A rat brain bicistronic gene with an internal ribosome entry site codes for a phencyclidine-binding protein with cytotoxic activity. The Journal of Biological Chemistry. Genome-wide transcriptome profiling of region-specific vulnerability to oxidative stress in the hippocampus. The Biochemical Journal. Decreased activity and increased aggregation of brain calcineurin during aging. Brain Research. High intrinsic oxidative stress may underlie selective vulnerability of the hippocampal CA1 region. Molecular Brain Research. Selective dendrite-targeting of mRNAs of NR1 splice variants without exon 5: identification of a cis-acting sequence and isolation of sequence-binding proteins.
Superoxide modification and inactivation of a neuronal receptor-like complex. Chronic ethanol exposure increases gene transcription of subunits of an N-methyl-D-aspartate receptor-like complex in cortical neurons in culture. Neuroscience Letters. Activity-dependent nitric oxide concentration dynamics in the laterodorsal tegmental nucleus in vitro. Journal of Neurophysiology. Immunocytochemical and in situ hybridization studies of the expression and distribution of three subunits of a complex with N-methyl-D-aspartate receptor-like properties.
Elias K. Michaelis - Publications
Calcium influx through NMDA receptors, chronic receptor inhibition by ethanol and 2-aminophosponopentanoic acid, and receptor protein expression. Biochemical and Biophysical Research Communications. Molecular biology of glutamate receptors in the central nervous system and their role in excitotoxicity, oxidative stress and aging.
- 1. Introduction;
- Pharmacology Lecture Notes PPT - set 5!
- Biochemical Pharmacology Lecture Notes potx?
- Navigation menu.
- Molecular and Biochemical Pharmacology!
- Regents of California V. Bakke.
Progress in Neurobiology. Protein half-lives of calmodulin and the plasma membrane Ca-ATPase in rat brain.
- Group representations, ergodic theory, operator algebras, and mathematical physics.
- Pollutant Dispersion in Built Environment;
- Association of Anti-Histamine Drugs with Brain Tumor | SpringerLink.
L-glutamate and N-methyl-D-aspartate receptors: learning, growth, and death in the mammalian brain. A synaptic membrane glycine-, glutamate- and thienylcyclohexylpiperidine-binding protein: isolation and immunochemical characterization. Febs Letters. The 71 kDa glutamate-binding protein is increased in cerebellar granule cells after chronic ethanol treatment.

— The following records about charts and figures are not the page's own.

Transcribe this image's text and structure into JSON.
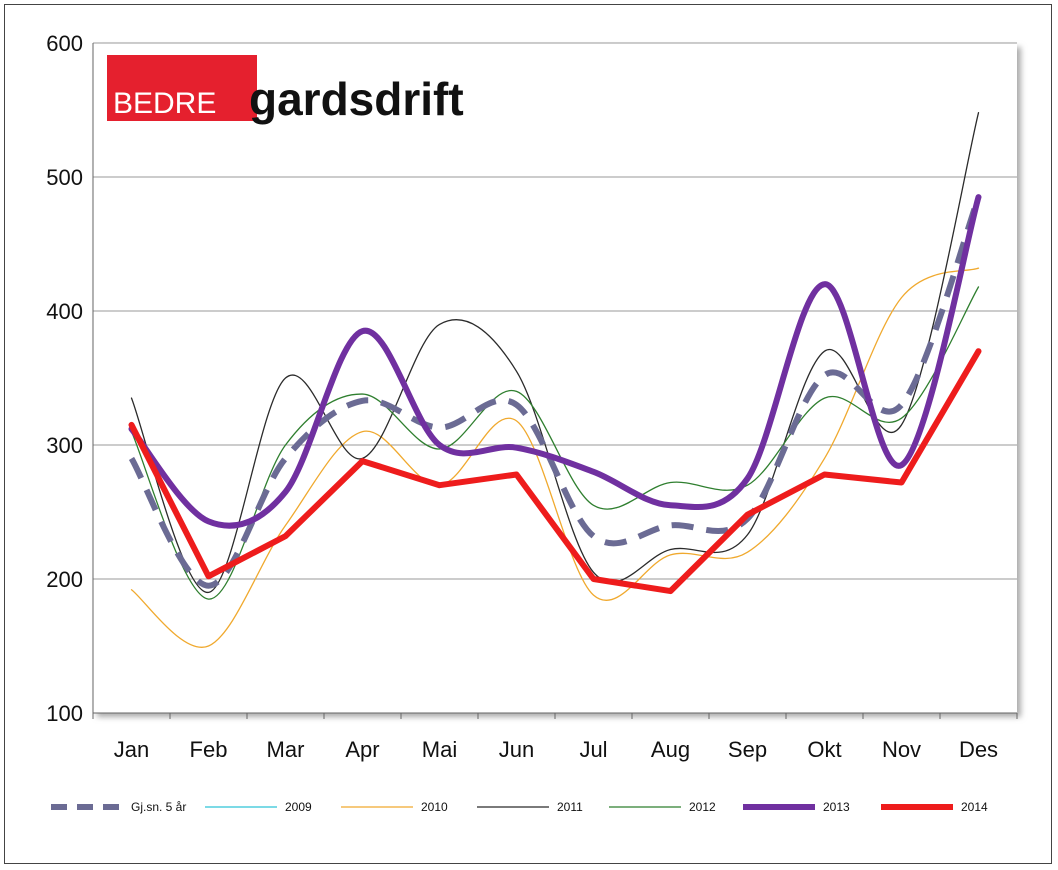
{
  "logo": {
    "brand_red": "BEDRE",
    "brand_black": "gardsdrift",
    "red": "#e5202e"
  },
  "chart_data": {
    "type": "line",
    "title": "",
    "xlabel": "",
    "ylabel": "",
    "categories": [
      "Jan",
      "Feb",
      "Mar",
      "Apr",
      "Mai",
      "Jun",
      "Jul",
      "Aug",
      "Sep",
      "Okt",
      "Nov",
      "Des"
    ],
    "ylim": [
      100,
      600
    ],
    "yticks": [
      "100",
      "200",
      "300",
      "400",
      "500",
      "600"
    ],
    "grid": true,
    "legend_position": "bottom",
    "series": [
      {
        "name": "Gj.sn. 5 år",
        "color": "#6b6b94",
        "style": "dashed-thick",
        "smooth": true,
        "values": [
          290,
          195,
          290,
          333,
          313,
          330,
          232,
          240,
          245,
          352,
          330,
          485
        ]
      },
      {
        "name": "2009",
        "color": "#2ec4d6",
        "style": "thin",
        "smooth": true,
        "values": [
          null,
          null,
          null,
          null,
          null,
          null,
          null,
          null,
          null,
          null,
          null,
          null
        ]
      },
      {
        "name": "2010",
        "color": "#f0a92e",
        "style": "thin",
        "smooth": true,
        "values": [
          192,
          150,
          240,
          310,
          270,
          318,
          188,
          218,
          220,
          290,
          410,
          432
        ]
      },
      {
        "name": "2011",
        "color": "#2b2b2b",
        "style": "thin",
        "smooth": true,
        "values": [
          335,
          190,
          350,
          290,
          390,
          355,
          205,
          222,
          233,
          370,
          315,
          548
        ]
      },
      {
        "name": "2012",
        "color": "#2f7f2f",
        "style": "thin",
        "smooth": true,
        "values": [
          310,
          185,
          300,
          338,
          297,
          340,
          255,
          272,
          270,
          335,
          320,
          418
        ]
      },
      {
        "name": "2013",
        "color": "#7030a0",
        "style": "thick",
        "smooth": true,
        "values": [
          312,
          243,
          265,
          385,
          300,
          298,
          280,
          255,
          275,
          420,
          285,
          485
        ]
      },
      {
        "name": "2014",
        "color": "#ee1c1c",
        "style": "thick",
        "smooth": false,
        "values": [
          315,
          202,
          232,
          288,
          270,
          278,
          200,
          191,
          248,
          278,
          272,
          370
        ]
      }
    ]
  }
}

Ethanol-induced inhibition of [3H]thienylcyclohexylpiperidine TCP binding to NMDA receptors in brain synaptic membranes and to a purified protein complex. Cloning of the cDNA for a brain glycine-, glutamate- and thienylcyclohexylpiperidine-binding protein. Direct measurement of glutamate release in the brain using a dual enzyme-based electrochemical sensor. Alcoholism, Clinical and Experimental Research.
Two different families of NMDA receptors in mammalian brain: physiological function and role in neuronal development and degeneration. Advances in Experimental Medicine and Biology.
Biochemical Pharmacology notes PDF ebook for Medical students
Immunochemical and immunohistochemical characterization of a synaptic membrane protein that binds the competitive antagonists of NMDA receptors. Glutamate receptor changes in brain synaptic membranes during chronic alcohol intake. Alcohol and Alcoholism Oxford, Oxfordshire. Characterization of organophosphate interactions at N-methyl-D-aspartate receptors in brain synaptic membranes.
Molecular Pharmacology. Purification, reconstitution, and cloning of an NMDA receptor-ion channel complex from rat brain synaptic membranes: implications for neurobiological changes in alcoholism.
- Lange Q & A Psychiatry (10th Edition).
- Microsoft Visual C# 2008 Step by Step.
- Similer Notes!
- Biochemical Pharmacology Lecture Notes;
Bland, K. Asher, A. Bruno, B. Drug Targ. Sander, K. Leurs, R. Wishar, D. Wheeler, D.